This is the first study reporting the outcomes of Interstim X (Medtronic™) recharge-free sacral neuromodulation (SNM) device. It was approved for use in the UK in January 2023. We report our 1-year experience of using this device in the treatment of overactive bladder (OAB) and non-obstructive urinary retention (NOUR).

A prospective observational study was conducted between January 2023-January 2024 on 31 consecutive patients (25 females, 6 males; mean age 46.4, range 23 -78 years) who underwent implantation of Interstim X device in a tertiary referral centre. Efficacy data including quality of life measures and symptom severity scores were recorded. Successful outcome was defined as ≥50% reduction in urge urinary incontinence (UUI)/ urinary-frequency episodes for OAB and ≥ 50% reduction in need for self-catheterisation for NOUR. Adverse events and device-related complications were also collected.

In our cohort, indications for implant included NOUR (n=20, 64.5%); refractory OAB (n=9, 29%) or both (n=2, 6.5%). (Figure 1). A total of 16 patients (52%) patients had exchange of Interstim II battery to Interstim X (for depletion) and 15 patients (48%) underwent a first stage trial (FST). 

Overall, 29 patients (93.5%) responded to SNM therapy. One patient underwent explantation after FST due to inefficacy. One patient had a depleted Interstim II battery (implanted in South Africa) with return of OAB symptoms, who chose Interstim X for battery exchange but remained wet post-procedure.

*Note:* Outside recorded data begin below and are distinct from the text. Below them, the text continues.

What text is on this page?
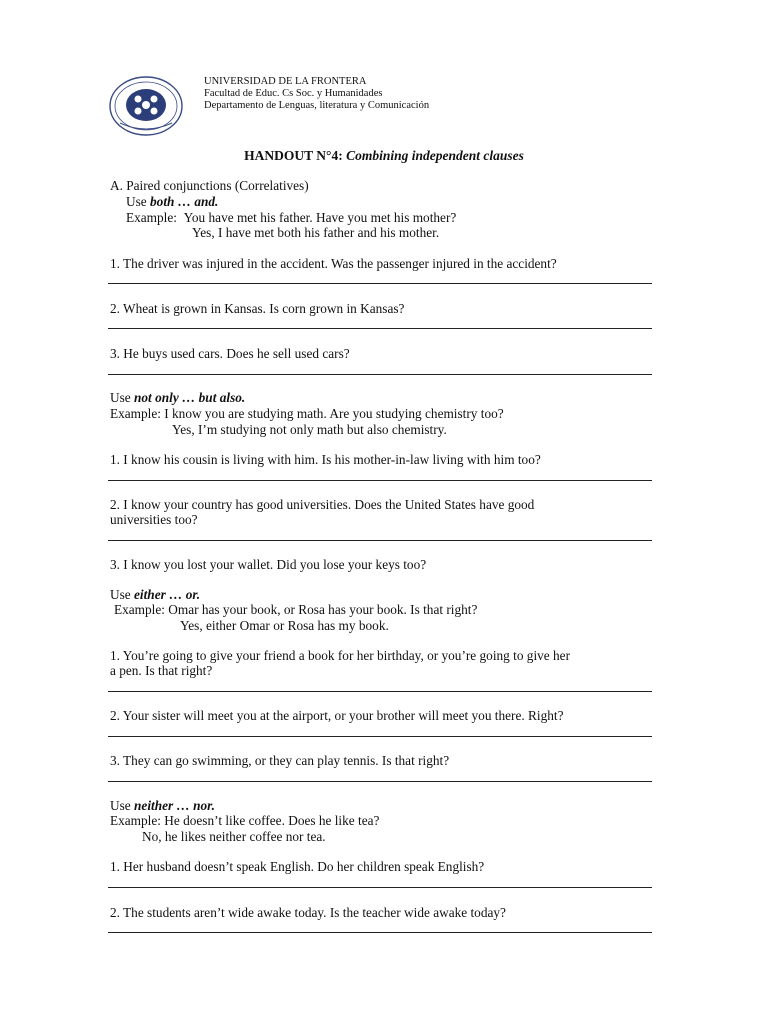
UNIVERSIDAD DE LA FRONTERA
Facultad de Educ. Cs Soc. y Humanidades
Departamento de Lenguas, literatura y Comunicación
HANDOUT N°4: Combining independent clauses
A. Paired conjunctions (Correlatives)
Use both … and.
Example: You have met his father. Have you met his mother?
Yes, I have met both his father and his mother.
1. The driver was injured in the accident. Was the passenger injured in the accident?
2. Wheat is grown in Kansas. Is corn grown in Kansas?
3. He buys used cars. Does he sell used cars?
Use not only … but also.
Example: I know you are studying math. Are you studying chemistry too?
Yes, I’m studying not only math but also chemistry.
1. I know his cousin is living with him. Is his mother-in-law living with him too?
2. I know your country has good universities. Does the United States have good
universities too?
3. I know you lost your wallet. Did you lose your keys too?
Use either … or.
Example: Omar has your book, or Rosa has your book. Is that right?
Yes, either Omar or Rosa has my book.
1. You’re going to give your friend a book for her birthday, or you’re going to give her
a pen. Is that right?
2. Your sister will meet you at the airport, or your brother will meet you there. Right?
3. They can go swimming, or they can play tennis. Is that right?
Use neither … nor.
Example: He doesn’t like coffee. Does he like tea?
No, he likes neither coffee nor tea.
1. Her husband doesn’t speak English. Do her children speak English?
2. The students aren’t wide awake today. Is the teacher wide awake today?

In the cohort with NOUR (n=22), 19 (86.4%) patients required catheterisation prior to SNM therapy. Of these patients, 14 (74%) were catheter-free after implant, 4 (21%) had ≥50% reduction in need to self-catheterise and 1 (5%) remained catheter-dependent (and had the device explanted).

Figure 2 shows the outcomes of Interstim X (Medtronic™) recharge-free sacral neuromodulation (SNM) device for patients with NOUR.

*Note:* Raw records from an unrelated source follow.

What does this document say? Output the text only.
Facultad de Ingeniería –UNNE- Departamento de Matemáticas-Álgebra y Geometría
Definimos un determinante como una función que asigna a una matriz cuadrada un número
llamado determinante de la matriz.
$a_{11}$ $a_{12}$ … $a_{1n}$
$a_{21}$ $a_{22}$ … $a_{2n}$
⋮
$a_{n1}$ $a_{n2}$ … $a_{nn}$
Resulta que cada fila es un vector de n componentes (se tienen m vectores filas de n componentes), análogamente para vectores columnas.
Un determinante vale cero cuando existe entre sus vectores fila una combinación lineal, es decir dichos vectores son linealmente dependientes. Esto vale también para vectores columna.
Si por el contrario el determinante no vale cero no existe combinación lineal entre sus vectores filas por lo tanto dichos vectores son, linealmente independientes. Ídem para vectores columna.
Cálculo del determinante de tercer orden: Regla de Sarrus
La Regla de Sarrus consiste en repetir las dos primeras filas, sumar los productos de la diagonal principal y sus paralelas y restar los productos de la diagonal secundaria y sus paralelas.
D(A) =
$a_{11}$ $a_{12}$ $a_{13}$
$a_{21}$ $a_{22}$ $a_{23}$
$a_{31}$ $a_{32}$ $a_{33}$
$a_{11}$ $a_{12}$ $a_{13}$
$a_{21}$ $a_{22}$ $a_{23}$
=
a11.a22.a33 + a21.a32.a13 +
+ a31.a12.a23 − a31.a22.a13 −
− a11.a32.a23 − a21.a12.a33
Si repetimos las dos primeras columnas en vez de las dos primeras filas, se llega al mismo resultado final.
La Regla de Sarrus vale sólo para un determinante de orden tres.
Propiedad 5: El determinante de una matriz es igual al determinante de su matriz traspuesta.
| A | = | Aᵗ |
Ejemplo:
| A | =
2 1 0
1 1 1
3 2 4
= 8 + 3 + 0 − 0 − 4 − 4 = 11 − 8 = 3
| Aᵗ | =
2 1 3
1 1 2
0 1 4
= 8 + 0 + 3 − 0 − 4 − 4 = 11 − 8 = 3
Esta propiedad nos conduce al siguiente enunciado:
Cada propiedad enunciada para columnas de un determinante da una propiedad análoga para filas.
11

There was no significant difference in their symptom severity score including urinary symptom profile (USP) (p=0.09). However, there was a significant difference in their urethral pain score on the visual analogue scale (p= 0.024) and quality of life measures (p<0.001). (Figure 3).

Of those with OAB, 10 (91%) had ≥50% reduction in UUI episodes/urinary frequency. 

The mean Patients Global Impression of Improvement (PGI-I) score was 1.57 (range 1 – 3).

There were no reported intra-operative or device-associated complications. Post-operatively, 1 patient (3%) had a superficial wound infection and 2 patients (6.5%) reported stimulation-related discomfort.

Interstim X SNM device is effective and safe for both OAB and NOUR cohort of patients, with high success rates in improving their symptoms. Post-operative complications were minimal and transient. 

In the NOUR cohort, Interstim X SNM therapy significantly improved their urethral pain and quality of life. Majority of patients were catheter-free after implant. 

There were no reported compatibility issues in patients having battery exchange from a pre-existing Medtronic™ tined lead.

This study demonstrates that the Medtronic™ Interstim X device provides safe and effective SNM therapy for patients with both OAB and NOUR, with no device related complications identified in the short-term. Furthermore, most patients reported that they were “very much better” following implantation with the Interstim X device. 

Notably, patients undergoing battery exchange with a pre-existing Medtronic™ tined lead in-situ experienced no compatibility issues. 

However, to ensure sustained efficacy, further evaluation with longer follow-up is warranted to assess the durability of the observed high therapy response rates.